Bazen bir cadde başında bazen çıkmaz bir sokakta onlara rastlamak mümkün. Işıltılı kent hayatının ortasında ayakta kalabilmek, bir parça atık bulabilmek için mücadele ediyorlar. Hergün şafakla birlikte yollara dökülen atık toplayıcıları, çöp kamyonları gelmeden işlerini bitirmek durumunda. Metrelerce uzunluktaki konteynerleri tek tek karıştıran emekçiler, karton ve plastiklerin yanı sıra çöpten 'umut' çıkarıyor. Sokaklarda toplanan atıklar çuvallara dolduruluyor, gün sonunun ardından depoya yanaşan bir kamyona yüklenerek yeniden dönüşmek üzere fabrikalara gönderiliyor.

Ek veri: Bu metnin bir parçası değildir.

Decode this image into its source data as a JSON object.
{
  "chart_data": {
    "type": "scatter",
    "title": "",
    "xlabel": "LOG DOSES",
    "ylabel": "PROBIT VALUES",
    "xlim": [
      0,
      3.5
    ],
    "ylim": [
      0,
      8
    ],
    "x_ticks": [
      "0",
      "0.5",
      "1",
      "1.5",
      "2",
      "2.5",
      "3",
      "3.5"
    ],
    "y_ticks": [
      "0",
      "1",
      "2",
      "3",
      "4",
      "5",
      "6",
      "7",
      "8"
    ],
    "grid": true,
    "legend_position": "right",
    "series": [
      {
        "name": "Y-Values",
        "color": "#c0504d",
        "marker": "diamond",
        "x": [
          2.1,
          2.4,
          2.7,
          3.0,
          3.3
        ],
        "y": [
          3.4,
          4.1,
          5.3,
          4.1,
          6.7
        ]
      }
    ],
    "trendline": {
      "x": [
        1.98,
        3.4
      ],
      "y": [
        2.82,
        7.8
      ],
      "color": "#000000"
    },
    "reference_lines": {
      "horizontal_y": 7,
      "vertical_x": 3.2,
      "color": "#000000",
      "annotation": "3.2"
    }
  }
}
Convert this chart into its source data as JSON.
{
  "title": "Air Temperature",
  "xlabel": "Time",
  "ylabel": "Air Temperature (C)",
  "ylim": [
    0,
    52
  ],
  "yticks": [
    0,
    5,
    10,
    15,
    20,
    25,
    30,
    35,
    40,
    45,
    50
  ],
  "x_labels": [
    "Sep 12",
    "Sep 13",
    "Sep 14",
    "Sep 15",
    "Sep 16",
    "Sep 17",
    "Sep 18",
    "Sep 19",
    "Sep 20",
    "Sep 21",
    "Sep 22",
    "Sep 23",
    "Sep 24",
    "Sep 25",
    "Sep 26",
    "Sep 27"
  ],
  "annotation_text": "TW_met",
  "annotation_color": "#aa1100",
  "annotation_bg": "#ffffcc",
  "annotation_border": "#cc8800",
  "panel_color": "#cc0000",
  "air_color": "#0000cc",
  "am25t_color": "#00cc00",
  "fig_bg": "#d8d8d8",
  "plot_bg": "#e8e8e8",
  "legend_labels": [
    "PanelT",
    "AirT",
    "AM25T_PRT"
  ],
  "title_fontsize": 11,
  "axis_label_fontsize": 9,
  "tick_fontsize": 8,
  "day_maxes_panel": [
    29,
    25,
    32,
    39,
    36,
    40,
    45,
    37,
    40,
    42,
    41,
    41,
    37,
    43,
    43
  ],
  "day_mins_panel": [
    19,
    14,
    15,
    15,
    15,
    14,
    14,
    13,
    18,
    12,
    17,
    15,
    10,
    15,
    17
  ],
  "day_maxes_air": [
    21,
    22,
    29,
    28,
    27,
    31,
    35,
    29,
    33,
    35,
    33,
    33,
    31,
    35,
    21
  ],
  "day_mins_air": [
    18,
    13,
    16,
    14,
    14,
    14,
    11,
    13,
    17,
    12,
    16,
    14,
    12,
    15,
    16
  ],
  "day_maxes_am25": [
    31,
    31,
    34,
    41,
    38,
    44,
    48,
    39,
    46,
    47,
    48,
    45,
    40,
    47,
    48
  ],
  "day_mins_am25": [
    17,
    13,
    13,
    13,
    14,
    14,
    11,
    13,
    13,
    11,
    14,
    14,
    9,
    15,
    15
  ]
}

MESAİLERİ SABAH 06.00'DA BAŞLIYOR
Atık toplayıcısı Mahmut Alper, 25 yaşında. Henüz yeni evli. Mardin'den 2 ay önce İstanbul'a gelmiş. Okumadığı için sokaklarda çöp topladığını, sabah 06.00'da başlayan mesaisinin akşam 08.00'e kadar sürdüğünü anlatıyor. "Bahçelievler ve çevresi benden sorulur" diyor. Sıfır Atık Projesi'ni sorduğumuzda ise "Emine Hanım bizden bahsetmiş" yanıtını veriyor.
Ekmeğini çöpten çıkaran Alper, "Karton, plastik, teneke ayrışabilen ne varsa topluyorum. Ölmüş malzeme bizimle canlanıyor. Yağmur yağarsa seviniyoruz, rakiplerimiz azalıyor" diye ekliyor. Sokaklarda gezerken kulaklık takarak çalışan Mahmut'un sözlerinde ise derin bir anlam var: "Kulaklığımı seviyorum, en azından gürültülere kulak kapatıyorum."